Building DAGs

This guide explains how to create and organize Directed Acyclic Graphs (DAGs) in Cyclonetix. A DAG is a collection of tasks with dependencies that form a workflow.

DAG Definition

In Cyclonetix, you can define DAGs explicitly using YAML files. Here’s the basic structure:

id: "dag_id"                     # Unique identifier for the DAG
name: "Human-readable name"      # Display name
description: "DAG description"   # Optional description
tasks:                           # List of tasks to include
  - id: "task_1"
  - id: "task_2"
  - id: "task_3"
tags: ["tag1", "tag2"]           # Optional categorization tags

DAG File Organization

DAG definitions are typically stored in the data/dags directory:

data/
└── dags/
    ├── etl_pipeline.yaml
    ├── ml_training.yaml
    └── model_deployment.yaml

Including Tasks in a DAG

The tasks section lists all tasks that should be included in the DAG:

tasks:
  - id: "data_extraction"
  - id: "data_transformation"
  - id: "data_loading"
  - id: "data_validation"

Each task in the list must have a corresponding task definition file in the tasks directory.

Task Dependencies

When you include tasks in a DAG, Cyclonetix automatically respects the dependencies defined in each task. You don’t need to redefine the dependencies in the DAG file.
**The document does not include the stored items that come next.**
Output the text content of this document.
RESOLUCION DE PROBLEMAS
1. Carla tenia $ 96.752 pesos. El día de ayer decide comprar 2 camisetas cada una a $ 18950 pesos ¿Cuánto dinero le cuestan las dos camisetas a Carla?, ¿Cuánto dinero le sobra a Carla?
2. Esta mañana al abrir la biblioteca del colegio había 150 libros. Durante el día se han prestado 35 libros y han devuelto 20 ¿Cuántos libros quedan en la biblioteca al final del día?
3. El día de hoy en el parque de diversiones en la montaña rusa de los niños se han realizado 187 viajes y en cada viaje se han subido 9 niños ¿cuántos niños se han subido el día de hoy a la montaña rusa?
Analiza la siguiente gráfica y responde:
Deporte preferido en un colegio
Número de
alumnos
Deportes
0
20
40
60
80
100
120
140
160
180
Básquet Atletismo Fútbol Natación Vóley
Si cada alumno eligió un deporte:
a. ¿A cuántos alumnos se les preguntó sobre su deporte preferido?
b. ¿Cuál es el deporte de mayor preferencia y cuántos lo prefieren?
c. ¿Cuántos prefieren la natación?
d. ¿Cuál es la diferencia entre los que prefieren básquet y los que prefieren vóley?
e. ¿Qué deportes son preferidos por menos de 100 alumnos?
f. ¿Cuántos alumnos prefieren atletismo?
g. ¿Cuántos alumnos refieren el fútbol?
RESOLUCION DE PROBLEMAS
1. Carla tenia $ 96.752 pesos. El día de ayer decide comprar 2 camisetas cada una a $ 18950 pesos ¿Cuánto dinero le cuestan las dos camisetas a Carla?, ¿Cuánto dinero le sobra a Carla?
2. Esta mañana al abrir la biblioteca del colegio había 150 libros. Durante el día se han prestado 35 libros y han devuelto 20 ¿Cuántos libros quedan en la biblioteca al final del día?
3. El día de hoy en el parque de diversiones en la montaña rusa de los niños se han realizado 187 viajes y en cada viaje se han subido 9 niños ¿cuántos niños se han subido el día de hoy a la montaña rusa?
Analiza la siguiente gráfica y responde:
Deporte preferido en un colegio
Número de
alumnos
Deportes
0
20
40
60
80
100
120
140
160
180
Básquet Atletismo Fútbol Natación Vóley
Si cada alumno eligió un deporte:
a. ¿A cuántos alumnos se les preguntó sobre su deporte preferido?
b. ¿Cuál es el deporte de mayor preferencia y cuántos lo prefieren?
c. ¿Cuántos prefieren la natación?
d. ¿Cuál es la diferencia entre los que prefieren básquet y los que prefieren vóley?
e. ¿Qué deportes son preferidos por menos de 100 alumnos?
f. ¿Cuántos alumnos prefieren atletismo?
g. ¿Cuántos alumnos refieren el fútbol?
For example, if data_transformation depends on data_extraction in their task definitions, this dependency will be automatically respected when you include both tasks in your DAG.

Parameter Overrides

You can override default task parameters at the DAG level:

tasks:
  - id: "data_extraction"
    parameters:
      source: "production_db"
      limit: 1000
  - id: "data_transformation"
    parameters:
      mode: "full"

These overrides take precedence over the default values defined in task files.

Context Assignment

You can assign a specific context to a DAG:

id: "etl_pipeline"
name: "ETL Pipeline"
context: "production"
tasks:
  - id: "data_extraction"
  - id: "data_transformation"
  - id: "data_loading"

The specified context will be used for all tasks in the DAG, providing shared environment variables and configuration.

Scheduling Configuration

DAGs can include scheduling information:

id: "daily_report"
name: "Daily Reporting Pipeline"
schedule:
  cron: "0 5 * * *"        # Run daily at 5:00 AM
  timezone: "UTC"
  catchup: false           # Don't run missed executions
tasks:
  - id: "generate_report"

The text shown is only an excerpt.